Unnamed: 0,lat,lon,pixel_value_num,land_cover
0,32.748283,-86.910921,0.0,Background
1,32.748258,-86.910601,0.0,Background
2,32.748232,-86.910280,0.0,Background
3,32.748206,-86.909960,0.0,Background
4,32.748181,-86.909639,0.0,Background
...,...,...,...,...
2678539,32.275695,-86.428682,0.0,Background
2678540,32.275668,-86.428364,0.0,Background
2678541,32.275641,-86.428045,0.0,Background
2678542,32.275614,-86.427727,0.0,Background


Check if the dictionary didn't cover any pixel_value_nums

In [5]:
final_df.isna().any()

lat                False
lon                False
pixel_value_num    False
land_cover         False
dtype: bool

### Final dataset

The column pixel_value_num seems to be a float unncessarily, make it an int. 

Additionally, I remove the background pixels (The black, useless pixels in the original .tif image)

In [6]:
final_df['pixel_value_num'] = final_df['pixel_value_num'].astype('int64')
final_df = final_df[final_df.land_cover != 'Background']
final_df

Unnamed: 0,lat,lon,pixel_value_num,land_cover
1549,32.707421,-86.414659,152,Shrubland
1550,32.707393,-86.414339,152,Shrubland
1551,32.707366,-86.414019,152,Shrubland
1552,32.707339,-86.413699,141,Deciduous Forest
1553,32.707312,-86.413378,141,Deciduous Forest
...,...,...,...,...
2675667,32.307787,-86.810985,111,Open Water
2675668,32.307761,-86.810666,111,Open Water
2675669,32.307735,-86.810347,111,Open Water
2675670,32.307709,-86.810028,111,Open Water


I sanity check the last row of this dataframe, which should be open water.

![](./img/sanity_check1.png)
![](./img/sanity_check2.png)

Yep.

In [7]:
# write it
final_df.to_csv('jcm_dataset.csv', index=False)

### Closing notes

So right now the data is about as spatially disaggregated as one can have it. Aggregating up again to zip codes, counties, states, etc. is indeed possible, and would probably be best done by retrieving the appropriate shapefile(s) from census data or an appropriate government source online, and checking whether the lat, lon coordinates fall within a certain shapefile.
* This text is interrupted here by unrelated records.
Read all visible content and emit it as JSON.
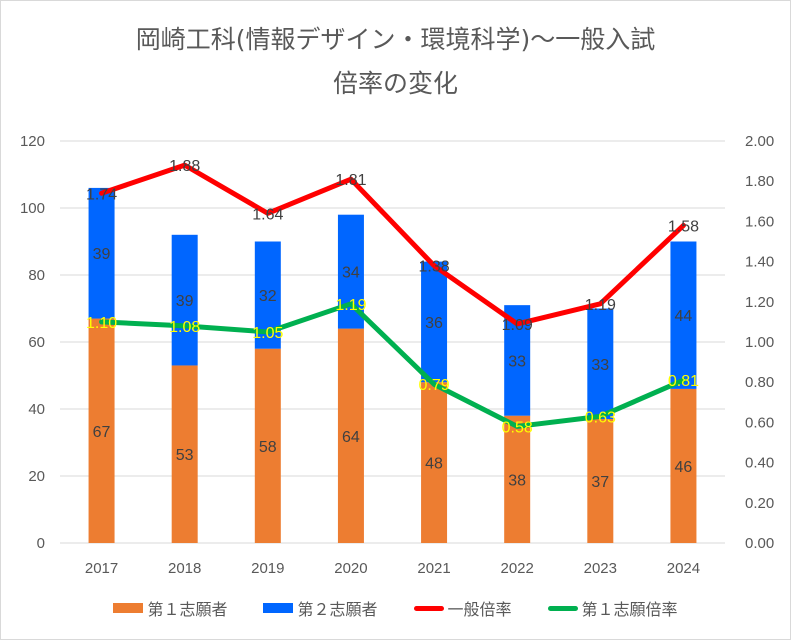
{
  "chart_data": {
    "type": "bar",
    "title_line1": "岡崎工科(情報デザイン・環境科学)～一般入試",
    "title_line2": "倍率の変化",
    "categories": [
      "2017",
      "2018",
      "2019",
      "2020",
      "2021",
      "2022",
      "2023",
      "2024"
    ],
    "y_left": {
      "min": 0,
      "max": 120,
      "step": 20,
      "ticks": [
        "0",
        "20",
        "40",
        "60",
        "80",
        "100",
        "120"
      ]
    },
    "y_right": {
      "min": 0,
      "max": 2,
      "step": 0.2,
      "ticks": [
        "0.00",
        "0.20",
        "0.40",
        "0.60",
        "0.80",
        "1.00",
        "1.20",
        "1.40",
        "1.60",
        "1.80",
        "2.00"
      ]
    },
    "grid": true,
    "legend_position": "bottom",
    "series": [
      {
        "name": "第１志願者",
        "type": "bar",
        "stack": true,
        "axis": "left",
        "color": "#ed7d31",
        "values": [
          67,
          53,
          58,
          64,
          48,
          38,
          37,
          46
        ],
        "labels": [
          "67",
          "53",
          "58",
          "64",
          "48",
          "38",
          "37",
          "46"
        ]
      },
      {
        "name": "第２志願者",
        "type": "bar",
        "stack": true,
        "axis": "left",
        "color": "#0066ff",
        "values": [
          39,
          39,
          32,
          34,
          36,
          33,
          33,
          44
        ],
        "labels": [
          "39",
          "39",
          "32",
          "34",
          "36",
          "33",
          "33",
          "44"
        ]
      },
      {
        "name": "一般倍率",
        "type": "line",
        "axis": "right",
        "color": "#ff0000",
        "values": [
          1.74,
          1.88,
          1.64,
          1.81,
          1.38,
          1.09,
          1.19,
          1.58
        ],
        "labels": [
          "1.74",
          "1.88",
          "1.64",
          "1.81",
          "1.38",
          "1.09",
          "1.19",
          "1.58"
        ]
      },
      {
        "name": "第１志願倍率",
        "type": "line",
        "axis": "right",
        "color": "#00b050",
        "values": [
          1.1,
          1.08,
          1.05,
          1.19,
          0.79,
          0.58,
          0.63,
          0.81
        ],
        "labels": [
          "1.10",
          "1.08",
          "1.05",
          "1.19",
          "0.79",
          "0.58",
          "0.63",
          "0.81"
        ]
      }
    ]
  }
}
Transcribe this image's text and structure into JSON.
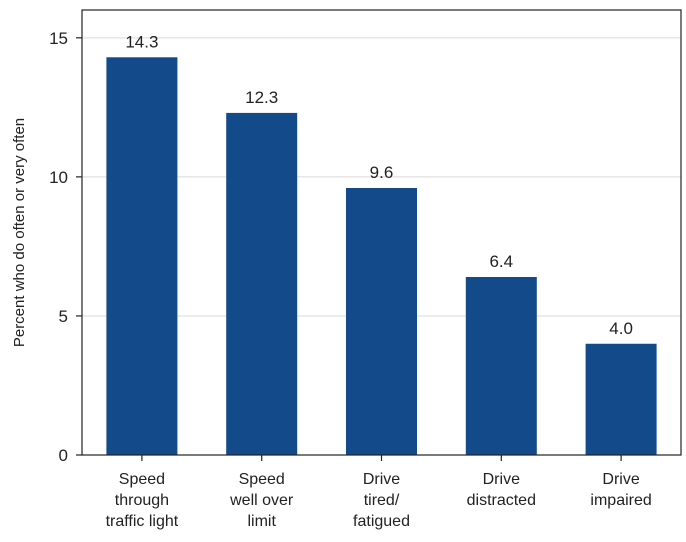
{
  "chart_data": {
    "type": "bar",
    "title": "",
    "xlabel": "",
    "ylabel": "Percent who do often or very often",
    "ylim": [
      0,
      16
    ],
    "yticks": [
      0,
      5,
      10,
      15
    ],
    "grid": true,
    "categories": [
      [
        "Speed",
        "through",
        "traffic light"
      ],
      [
        "Speed",
        "well over",
        "limit"
      ],
      [
        "Drive",
        "tired/",
        "fatigued"
      ],
      [
        "Drive",
        "distracted"
      ],
      [
        "Drive",
        "impaired"
      ]
    ],
    "values": [
      14.3,
      12.3,
      9.6,
      6.4,
      4.0
    ],
    "value_labels": [
      "14.3",
      "12.3",
      "9.6",
      "6.4",
      "4.0"
    ],
    "bar_color": "#134b8a",
    "grid_color": "#d9d9d9"
  }
}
Alternatively, one could also use the [Google Maps API](https://github.com/shugamoe/ucpd_reports/blob/master/coords.py) to aggregate up to zip codes, counties, and states, or create some sort of bot to utilize CropScape's area of interest button to assist in aggregation (bot specifies aggregation area, and the .tif file can be parsed with a column to acknowledge the .tif file's aggregation level).